NEW ORLEANS — Officials and community advocates are quietly planting the seeds for an enterprising program that could give the government temporary control over thousands of privately owned homes damaged by Hurricane Katrina.
An increasing number of Louisiana housing authorities believe the proposal, based on an arcane legal concept called "usufruct," could be a key to determining whether New Orleans will again be a seminal American city or whether it will stagnate with a population, like it has now, equal to that of Duluth, Minn., and Fort Smith, Ark.
Nearly two months after Katrina, the nation's attention has shifted largely to the "old city" -- the French Quarter, the Garden District -- which was relatively unscathed and is showing considerable signs of life.
But New Orleans' future will be decided elsewhere, in neighborhoods that, while they were rarely seen by tourists, were home to the bulk of the city's residents. There, damaged homes sit empty for miles on end, with no power, no water and no hint of recovery.

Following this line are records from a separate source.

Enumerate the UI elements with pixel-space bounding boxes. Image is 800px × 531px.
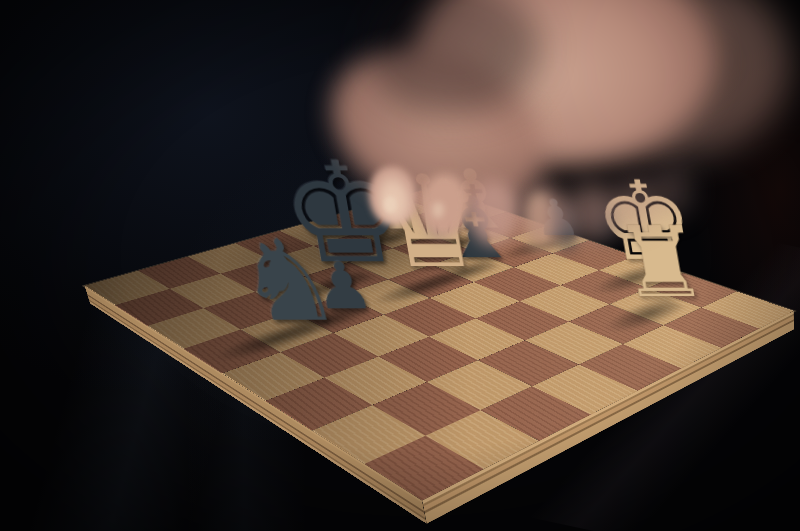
vignette (0, 0, 800, 531)
photo-scene: ♞♚♝♞♟♛♝♟♚♜ (0, 0, 800, 531)
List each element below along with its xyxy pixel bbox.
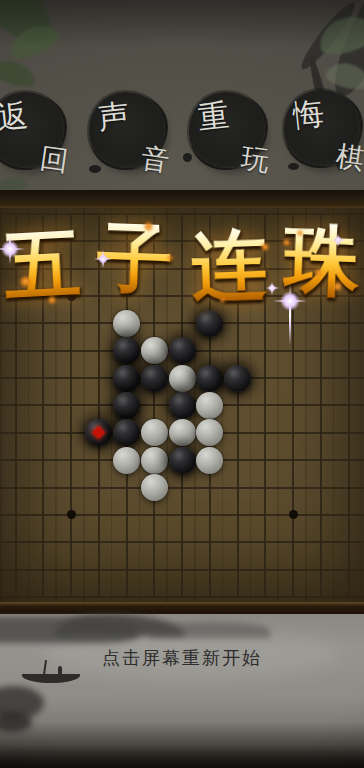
white-stone-c8-r7 [196, 392, 223, 419]
ink-splatter [183, 153, 192, 162]
grid-line-horizontal [0, 569, 364, 571]
black-stone-c7-r5 [169, 337, 196, 364]
white-stone-c6-r5 [141, 337, 168, 364]
star-point [67, 510, 76, 519]
board-surface [0, 208, 364, 602]
grid-line-horizontal [0, 541, 364, 543]
grid-line-horizontal [0, 514, 364, 516]
white-stone-c7-r6 [169, 365, 196, 392]
grid-line-horizontal [0, 268, 364, 270]
grid-line-horizontal [0, 240, 364, 242]
board[interactable] [0, 190, 364, 614]
white-stone-c8-r9 [196, 447, 223, 474]
sound-button[interactable]: 声 音 [89, 92, 165, 168]
replay-button[interactable]: 重 玩 [189, 92, 265, 168]
grid-line-horizontal [0, 322, 364, 324]
grid-line-horizontal [0, 295, 364, 297]
button-char: 回 [38, 144, 70, 176]
button-char: 返 [0, 99, 30, 133]
white-stone-c8-r8 [196, 419, 223, 446]
game-screen[interactable]: 返 回 声 音 重 玩 悔 棋 五 子 连 珠 [0, 0, 364, 768]
star-point [67, 292, 76, 301]
white-stone-c7-r8 [169, 419, 196, 446]
black-stone-c5-r8 [113, 419, 140, 446]
star-point [289, 510, 298, 519]
button-char: 声 [96, 99, 130, 133]
black-stone-c9-r6 [224, 365, 251, 392]
white-stone-c6-r10 [141, 474, 168, 501]
back-button[interactable]: 返 回 [0, 92, 64, 168]
undo-button[interactable]: 悔 棋 [284, 90, 360, 166]
restart-hint: 点击屏幕重新开始 [0, 646, 364, 670]
black-stone-c6-r6 [141, 365, 168, 392]
button-char: 重 [196, 99, 230, 133]
button-char: 音 [139, 144, 171, 176]
black-stone-c7-r9 [169, 447, 196, 474]
white-stone-c5-r9 [113, 447, 140, 474]
black-stone-c5-r5 [113, 337, 140, 364]
grid-line-horizontal [0, 487, 364, 489]
grid-line-horizontal [0, 596, 364, 598]
mountains-icon [150, 622, 270, 638]
button-char: 玩 [239, 144, 271, 176]
button-char: 悔 [291, 97, 325, 131]
board-bottom-frame [0, 602, 364, 614]
black-stone-c7-r7 [169, 392, 196, 419]
white-stone-c5-r4 [113, 310, 140, 337]
ink-splatter [89, 165, 101, 173]
black-stone-c8-r4 [196, 310, 223, 337]
star-point [289, 292, 298, 301]
white-stone-c6-r9 [141, 447, 168, 474]
black-stone-c8-r6 [196, 365, 223, 392]
grid-line-horizontal [0, 213, 364, 215]
black-stone-c5-r7 [113, 392, 140, 419]
board-top-frame [0, 190, 364, 208]
black-stone-c5-r6 [113, 365, 140, 392]
ink-splatter [288, 163, 299, 170]
button-char: 棋 [334, 142, 364, 174]
white-stone-c6-r8 [141, 419, 168, 446]
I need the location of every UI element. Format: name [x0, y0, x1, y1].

"The entire redevelopment of New Orleans rests on this issue," said Mtumishi St. Julien, a longtime community advocate, a housing advisor to Mayor C. Ray Nagin and the executive director of the Finance Authority, one of the primary local agencies that administers government housing programs. "We have a lot of people who, through no fault of their own, do not have the capability to come home and fix up their property. So our greatest challenge in redeveloping is acquiring the land to rebuild."
The proposal would require deft legal maneuvering and could be controversial, largely because the Constitution severely restricts the government's ability to control private property. But New Orleans is attempting to recover from a catastrophe, St. Julien said -- one that will require extraordinary steps.
St. Julien cautioned that the program would not be a "silver bullet," but he said it could be a crucial tool, among a spectrum of public initiatives, to recover the housing stock in New Orleans, repopulate the city and find housing for civil servants who make the city work.
"You are not going to rebuild New Orleans unless you are able to get government access to private property," he said Saturday. "If government does not solve that problem, everything else is just talk. It is foolish to believe otherwise."
Usufruct is a centuries-old legal concept that gives a person the right to use and profit from property that belongs to someone else.